Is that your intention or do you plan on actually including in Zend_Pdf the ability to just add unicode text and have it pick an appropriate font and switch to it, then convert the text to the encoding of the font and then add the text. It seems like this functionality would make more sense in one of the upper layers that you spoke of above. Wherever it goes though the real tricky issue in my mind is as follows: You have a form that a user of your software fills out. Your site handles and stores all text as UTF-8. Somewhere you've got to decide what language it's in and what font it needs. This is made particularly difficult by ambiguous text (for example some Japanese Kanji might look just some Traditional Chinese), and mixed text (lets say you've got some Thai, Japanese, and Korean all in the same sentence). For the latter problem it seems like you would need to split it up into multiple text runs and switch fonts each time the language changes. That definitely seems like it belongs in an upper layer. And in that case Zend_Pdf need only add support for adding and using CID fonts while the upper layers handle the rest.

I began the work necessary for full Unicode support in the framework last year with the introduction of TrueType fonts. I now have a paying project which will allow me to return to this code and complete it. I will have more to report in this area in the coming weeks.

I'll be interested to see what you come up with and to share my work with you. Are you planning on working on CID font support?


Just curious, if that function works correctly why has such a basic function as text measuring not been included in Zend_Pdf if the work has already been done.

All of the primitives exist in the framework, and you'll notice that ZF-313 is over a year old. Anyone who requires this support for their particular project can easily do the calculations themselves. The question comes up every two or three months and we generally direct those people to that function.

The primary reason such a function does not exist in the framework right now is support. The function I wrote for ZF-313 works, but does not do the calculation in the most efficient way possible, particularly if you're trying to use it to determine where to break a line (it's a Shlemiel the painter's algorithm -- http://www.joelonsoftware.com/articles/fog0000000319.html) . Furthermore, once a function appears in the framework, there are backwards-compatibility issues that must be considered.

Since 95% of the people who ask the question, "How do I measure a line of text?" are really asking, "How do I wrap the long lines of a paragraph?" or "How do I center this title?", creating and supporting a string measurement function is the wrong problem for the framework to solve.

Instead, the framework should provide layout classes that make it drop-dead simple to wrap long lines of text and center titles on a page. This is what I've been focusing on. My goal is to not have to create a text measurement function for the framework because the layout classes provided make it unnecessary.

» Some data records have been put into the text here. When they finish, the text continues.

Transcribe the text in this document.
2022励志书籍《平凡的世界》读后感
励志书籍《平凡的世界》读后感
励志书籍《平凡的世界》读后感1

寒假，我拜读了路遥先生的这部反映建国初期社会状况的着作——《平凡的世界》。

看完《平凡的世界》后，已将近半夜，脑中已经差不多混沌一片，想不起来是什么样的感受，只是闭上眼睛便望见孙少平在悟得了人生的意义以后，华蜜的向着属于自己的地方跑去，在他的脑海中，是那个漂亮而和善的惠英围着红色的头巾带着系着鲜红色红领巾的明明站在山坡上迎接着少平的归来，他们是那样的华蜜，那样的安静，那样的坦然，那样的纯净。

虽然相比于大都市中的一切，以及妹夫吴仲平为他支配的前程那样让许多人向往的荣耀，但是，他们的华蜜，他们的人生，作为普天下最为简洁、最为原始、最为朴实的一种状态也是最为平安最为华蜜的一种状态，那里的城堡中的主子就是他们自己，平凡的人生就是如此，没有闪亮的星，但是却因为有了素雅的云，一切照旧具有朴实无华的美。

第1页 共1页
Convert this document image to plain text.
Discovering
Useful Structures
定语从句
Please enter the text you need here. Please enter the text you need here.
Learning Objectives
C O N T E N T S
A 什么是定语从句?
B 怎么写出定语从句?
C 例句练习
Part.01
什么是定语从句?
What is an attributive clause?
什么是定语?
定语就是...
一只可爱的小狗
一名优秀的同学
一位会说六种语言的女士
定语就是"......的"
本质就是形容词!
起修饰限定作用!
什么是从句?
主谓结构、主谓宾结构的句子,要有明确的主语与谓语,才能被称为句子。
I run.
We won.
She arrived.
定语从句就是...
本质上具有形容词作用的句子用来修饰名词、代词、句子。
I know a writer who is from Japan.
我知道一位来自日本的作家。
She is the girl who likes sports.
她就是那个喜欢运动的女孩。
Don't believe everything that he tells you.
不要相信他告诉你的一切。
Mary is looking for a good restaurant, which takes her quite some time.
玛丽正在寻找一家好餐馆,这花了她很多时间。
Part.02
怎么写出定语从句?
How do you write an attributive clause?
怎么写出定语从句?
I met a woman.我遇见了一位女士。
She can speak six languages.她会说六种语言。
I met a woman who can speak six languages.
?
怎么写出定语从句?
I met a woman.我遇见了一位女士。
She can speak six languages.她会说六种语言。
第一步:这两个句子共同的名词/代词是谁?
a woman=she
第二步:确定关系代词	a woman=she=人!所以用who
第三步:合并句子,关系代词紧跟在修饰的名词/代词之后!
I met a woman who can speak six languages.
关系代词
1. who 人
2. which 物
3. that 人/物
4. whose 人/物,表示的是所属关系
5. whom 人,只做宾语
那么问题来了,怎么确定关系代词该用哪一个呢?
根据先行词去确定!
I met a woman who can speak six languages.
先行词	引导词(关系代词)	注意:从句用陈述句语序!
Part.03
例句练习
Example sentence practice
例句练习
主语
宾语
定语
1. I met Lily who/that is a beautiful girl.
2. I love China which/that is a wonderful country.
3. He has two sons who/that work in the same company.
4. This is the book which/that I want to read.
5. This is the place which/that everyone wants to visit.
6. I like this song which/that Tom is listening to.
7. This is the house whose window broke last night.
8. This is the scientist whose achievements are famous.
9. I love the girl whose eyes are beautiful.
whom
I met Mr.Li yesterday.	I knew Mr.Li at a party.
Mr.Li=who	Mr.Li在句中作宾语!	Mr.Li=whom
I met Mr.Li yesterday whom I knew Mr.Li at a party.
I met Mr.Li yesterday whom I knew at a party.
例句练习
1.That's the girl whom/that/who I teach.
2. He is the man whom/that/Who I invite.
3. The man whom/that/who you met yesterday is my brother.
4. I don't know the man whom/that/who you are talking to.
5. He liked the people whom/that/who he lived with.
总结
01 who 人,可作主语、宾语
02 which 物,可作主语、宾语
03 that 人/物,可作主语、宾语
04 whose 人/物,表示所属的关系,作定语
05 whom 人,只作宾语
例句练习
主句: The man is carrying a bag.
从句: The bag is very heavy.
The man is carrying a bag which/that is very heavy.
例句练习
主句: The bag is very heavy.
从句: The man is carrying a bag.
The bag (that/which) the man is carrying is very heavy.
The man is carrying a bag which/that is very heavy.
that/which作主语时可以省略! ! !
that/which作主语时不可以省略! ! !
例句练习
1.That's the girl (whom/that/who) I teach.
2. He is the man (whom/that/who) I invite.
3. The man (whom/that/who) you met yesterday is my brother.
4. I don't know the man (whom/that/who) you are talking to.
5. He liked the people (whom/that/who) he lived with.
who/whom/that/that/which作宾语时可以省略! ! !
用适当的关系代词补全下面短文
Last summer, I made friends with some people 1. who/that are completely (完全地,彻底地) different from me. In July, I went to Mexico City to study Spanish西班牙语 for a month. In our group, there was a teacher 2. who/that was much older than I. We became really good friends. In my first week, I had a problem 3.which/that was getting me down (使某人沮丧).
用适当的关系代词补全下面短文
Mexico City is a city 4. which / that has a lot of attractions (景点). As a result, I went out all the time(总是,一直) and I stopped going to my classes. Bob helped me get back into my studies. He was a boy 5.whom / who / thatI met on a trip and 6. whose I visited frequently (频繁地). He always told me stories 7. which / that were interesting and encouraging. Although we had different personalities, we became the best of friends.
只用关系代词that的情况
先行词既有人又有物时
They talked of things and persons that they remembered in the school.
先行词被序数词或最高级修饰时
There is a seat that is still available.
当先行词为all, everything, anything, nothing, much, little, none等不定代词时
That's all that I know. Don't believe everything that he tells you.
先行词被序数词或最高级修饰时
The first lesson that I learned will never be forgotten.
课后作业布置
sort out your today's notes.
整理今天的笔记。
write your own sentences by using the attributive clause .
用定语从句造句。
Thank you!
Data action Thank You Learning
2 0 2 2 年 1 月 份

Yes, now that I look at it more closely and think about my text wrapping algorithm it will end up being MUCH faster to use those lower level functions. Thanks for the explanation.

Well now I've got to decide on how to prioritize. I want to keep making progress in cleaning up and publishing my XML/DOM code but the unicode / CID font work is much more pressing for my business concerns (ie it's paid). So I think I'll try working on both for a while and see what happens.

Thanks again for all the info, I hope our current work overlaps so we can help each other out.